De modo que lo que menos necesita Barcelona en este momento crucial es sustituir la ambición por la estricta administración de las cosas, que es lo que a veces parece desprenderse tanto del discurso del alcalde Hereu como del aspirante Trias. Urge un nuevo impulso para una ciudad nueva, en que han aparecido actores nuevos -desde la inmigración económica hasta el turismo o los estudiantes extranjeros- y en que los viejos actores han cambiado por completo -nueva estructura social, cambios profundos en la familia, evolución demográfica-, con nuevas exigencias, demandas e ilusiones. Y ese nuevo consenso ha de pasar principalmente por dos ejes: la convivencia y la calidad de vida, o si se prefiere, la cultura y el urbanismo, en el sentido de gusto por la ciudad contra la fractura de la banalización urbana. Y no puede caer en la fácil tentación de la multiplicación de ordenanzas y de prohibiciones para dar satisfacción al populismo mediático. La racionalidad de la forma Barcelona, con que Cerdà marcó la ciudad para siempre, necesita un punto libertario que le dé la levedad necesaria para ser atractiva.
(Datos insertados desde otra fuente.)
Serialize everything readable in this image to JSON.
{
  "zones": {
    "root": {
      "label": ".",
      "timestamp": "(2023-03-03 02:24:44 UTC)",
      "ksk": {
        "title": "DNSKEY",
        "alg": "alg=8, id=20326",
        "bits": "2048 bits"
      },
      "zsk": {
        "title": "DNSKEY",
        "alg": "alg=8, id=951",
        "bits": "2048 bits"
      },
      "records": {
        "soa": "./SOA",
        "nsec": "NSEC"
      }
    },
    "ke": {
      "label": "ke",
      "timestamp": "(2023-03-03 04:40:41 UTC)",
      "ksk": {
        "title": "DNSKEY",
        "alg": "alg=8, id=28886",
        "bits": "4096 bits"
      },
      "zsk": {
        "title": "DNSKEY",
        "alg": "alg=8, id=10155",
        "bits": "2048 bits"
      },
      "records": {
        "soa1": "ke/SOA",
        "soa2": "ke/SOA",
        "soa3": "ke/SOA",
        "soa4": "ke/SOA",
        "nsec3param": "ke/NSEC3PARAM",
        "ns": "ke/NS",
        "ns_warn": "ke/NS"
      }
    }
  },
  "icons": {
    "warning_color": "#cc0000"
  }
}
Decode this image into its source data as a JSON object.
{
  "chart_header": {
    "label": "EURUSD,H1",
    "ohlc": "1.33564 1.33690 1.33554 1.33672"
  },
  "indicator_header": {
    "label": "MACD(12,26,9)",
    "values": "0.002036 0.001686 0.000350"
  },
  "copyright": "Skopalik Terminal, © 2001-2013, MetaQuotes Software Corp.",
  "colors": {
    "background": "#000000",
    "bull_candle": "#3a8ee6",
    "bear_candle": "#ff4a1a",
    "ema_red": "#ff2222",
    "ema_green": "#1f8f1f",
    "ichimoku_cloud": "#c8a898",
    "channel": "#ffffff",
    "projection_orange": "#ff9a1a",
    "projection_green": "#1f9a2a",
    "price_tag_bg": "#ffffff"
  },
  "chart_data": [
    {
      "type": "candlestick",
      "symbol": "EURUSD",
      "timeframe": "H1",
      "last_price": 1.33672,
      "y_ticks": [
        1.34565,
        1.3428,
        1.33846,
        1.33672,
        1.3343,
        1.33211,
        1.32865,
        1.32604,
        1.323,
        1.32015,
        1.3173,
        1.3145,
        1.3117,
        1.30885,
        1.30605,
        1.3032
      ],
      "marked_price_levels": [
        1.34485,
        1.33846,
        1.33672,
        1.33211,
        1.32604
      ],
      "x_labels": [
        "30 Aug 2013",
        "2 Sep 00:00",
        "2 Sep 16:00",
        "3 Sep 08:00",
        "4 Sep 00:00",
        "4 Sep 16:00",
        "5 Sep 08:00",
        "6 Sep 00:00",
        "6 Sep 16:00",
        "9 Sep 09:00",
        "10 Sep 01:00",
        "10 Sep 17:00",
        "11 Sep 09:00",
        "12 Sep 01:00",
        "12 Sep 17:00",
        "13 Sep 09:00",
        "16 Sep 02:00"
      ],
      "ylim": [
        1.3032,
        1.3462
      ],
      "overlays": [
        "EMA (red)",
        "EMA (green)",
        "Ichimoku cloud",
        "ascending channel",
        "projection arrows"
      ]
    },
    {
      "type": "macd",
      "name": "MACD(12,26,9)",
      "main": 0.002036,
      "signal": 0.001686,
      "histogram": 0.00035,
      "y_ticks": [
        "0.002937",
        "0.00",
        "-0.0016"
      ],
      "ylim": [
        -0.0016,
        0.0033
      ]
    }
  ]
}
Vivir junta gente diferente es la cuestión decisiva. Para ello Barcelona tiene que reafirmarse culturalmente para ensanchar las perspectivas de todos, los que ya estaban y los que llegaron. Pero también plantear unas políticas de seguridad equilibradas, que huyan del securitarismo teatral y de los excesos propios del miedo de una ciudad acomodada, y una política de lo público que contribuya a que la ciudad sea de todos y ponga los intereses generales por encima de los mil y un intereses creados. En este sentido, que el proyecto de Itziar González en Ciutat Vella no haya sido posible es una mala noticia. Revela que hay intereses con gran capacidad de chantaje, que bloquean un nuevo consenso de ciudad abierta.